Interesting consequences:
- When load is high, we tend to kill requests which are close to the
originator. (But without directly using HTL)
-- This achieves the effect of slowing down the originator without
depending on the originator behaving fairly.
-- It also prevents request rates from giving away information about the
originator.
- Overall more requests will be terminated, wasting a bit more
bandwidth. But hopefully mostly early on, so the impact shouldn't be too
bad.
- Overall much less mis-routing in response to load.
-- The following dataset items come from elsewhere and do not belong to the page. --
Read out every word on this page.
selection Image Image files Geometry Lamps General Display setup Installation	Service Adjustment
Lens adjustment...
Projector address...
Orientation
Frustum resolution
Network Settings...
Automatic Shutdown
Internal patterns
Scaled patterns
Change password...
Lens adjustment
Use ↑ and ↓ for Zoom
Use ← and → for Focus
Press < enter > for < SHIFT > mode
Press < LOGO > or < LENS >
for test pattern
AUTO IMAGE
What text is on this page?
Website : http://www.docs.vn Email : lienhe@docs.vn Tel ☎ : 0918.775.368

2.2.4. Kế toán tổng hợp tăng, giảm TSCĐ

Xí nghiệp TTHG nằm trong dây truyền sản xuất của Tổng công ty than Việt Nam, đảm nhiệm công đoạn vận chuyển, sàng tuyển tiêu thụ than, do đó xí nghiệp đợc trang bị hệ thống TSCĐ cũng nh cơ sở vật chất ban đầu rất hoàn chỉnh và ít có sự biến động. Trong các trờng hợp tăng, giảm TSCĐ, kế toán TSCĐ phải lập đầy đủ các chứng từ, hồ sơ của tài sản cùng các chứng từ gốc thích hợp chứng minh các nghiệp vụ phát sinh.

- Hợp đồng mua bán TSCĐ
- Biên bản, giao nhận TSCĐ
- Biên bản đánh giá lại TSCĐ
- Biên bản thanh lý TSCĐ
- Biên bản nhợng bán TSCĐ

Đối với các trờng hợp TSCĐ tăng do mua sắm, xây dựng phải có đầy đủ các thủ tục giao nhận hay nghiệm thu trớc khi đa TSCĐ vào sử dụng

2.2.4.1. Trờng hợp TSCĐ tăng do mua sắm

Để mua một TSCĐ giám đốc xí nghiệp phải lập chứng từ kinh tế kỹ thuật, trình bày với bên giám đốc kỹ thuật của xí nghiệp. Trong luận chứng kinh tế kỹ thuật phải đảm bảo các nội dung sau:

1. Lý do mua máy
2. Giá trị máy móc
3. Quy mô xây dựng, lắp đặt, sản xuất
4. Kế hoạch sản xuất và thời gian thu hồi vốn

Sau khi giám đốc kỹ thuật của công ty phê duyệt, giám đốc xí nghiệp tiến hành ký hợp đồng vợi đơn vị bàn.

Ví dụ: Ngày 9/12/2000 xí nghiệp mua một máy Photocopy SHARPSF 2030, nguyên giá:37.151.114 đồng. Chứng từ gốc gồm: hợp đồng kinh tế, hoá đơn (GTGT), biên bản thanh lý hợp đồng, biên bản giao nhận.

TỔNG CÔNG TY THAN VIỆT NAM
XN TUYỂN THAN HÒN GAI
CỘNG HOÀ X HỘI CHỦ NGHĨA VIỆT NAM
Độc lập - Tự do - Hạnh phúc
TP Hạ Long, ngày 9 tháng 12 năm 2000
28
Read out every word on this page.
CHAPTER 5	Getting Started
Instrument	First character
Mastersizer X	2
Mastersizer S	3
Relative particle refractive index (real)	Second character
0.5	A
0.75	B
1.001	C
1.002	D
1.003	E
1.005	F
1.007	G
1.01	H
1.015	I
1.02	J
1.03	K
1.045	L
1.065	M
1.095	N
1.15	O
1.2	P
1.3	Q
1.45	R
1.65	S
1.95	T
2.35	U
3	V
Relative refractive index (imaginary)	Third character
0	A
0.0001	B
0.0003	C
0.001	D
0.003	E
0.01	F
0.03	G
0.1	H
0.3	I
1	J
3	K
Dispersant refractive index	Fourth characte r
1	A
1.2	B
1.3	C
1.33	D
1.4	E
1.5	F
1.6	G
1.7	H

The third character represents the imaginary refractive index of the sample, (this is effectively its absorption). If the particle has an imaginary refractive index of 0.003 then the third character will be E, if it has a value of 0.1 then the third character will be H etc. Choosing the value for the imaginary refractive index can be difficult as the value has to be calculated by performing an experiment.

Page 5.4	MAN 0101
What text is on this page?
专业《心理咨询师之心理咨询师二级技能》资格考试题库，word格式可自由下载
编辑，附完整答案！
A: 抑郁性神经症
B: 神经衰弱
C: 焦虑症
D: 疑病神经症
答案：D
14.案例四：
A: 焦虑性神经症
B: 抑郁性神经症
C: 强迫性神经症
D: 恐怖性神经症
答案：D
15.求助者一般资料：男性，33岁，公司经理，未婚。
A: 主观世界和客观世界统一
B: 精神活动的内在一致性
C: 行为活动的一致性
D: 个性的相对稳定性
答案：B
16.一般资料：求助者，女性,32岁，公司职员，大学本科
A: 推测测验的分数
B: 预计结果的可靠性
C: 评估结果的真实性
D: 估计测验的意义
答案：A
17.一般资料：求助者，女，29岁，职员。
- If a request is killed, we'll usually be able to try a different key
(for a splitfile), but if we really need it we'll try a different peer
(per-node failure tables).
- This might make per-node failure tables weaker by killing requests
more often; we might need to allow more retries before RecentlyFailed
kicks in. However, RecentlyFailed seems to be causing glitches at the
moment anyway.
- Location is only taken into account within a node's RR slot, so DoS
attacks by sending lots of bogus requests near our location are not
effective.
- Simpler than the current scheme (at least conceptually!).

This is loosely based on several proposals made over the years. It's
also the result of studying this stuff a little bit and realising that
mostly you just need a hack that works for load management, and much of
our complexity is probably unnecessary. Thoughts??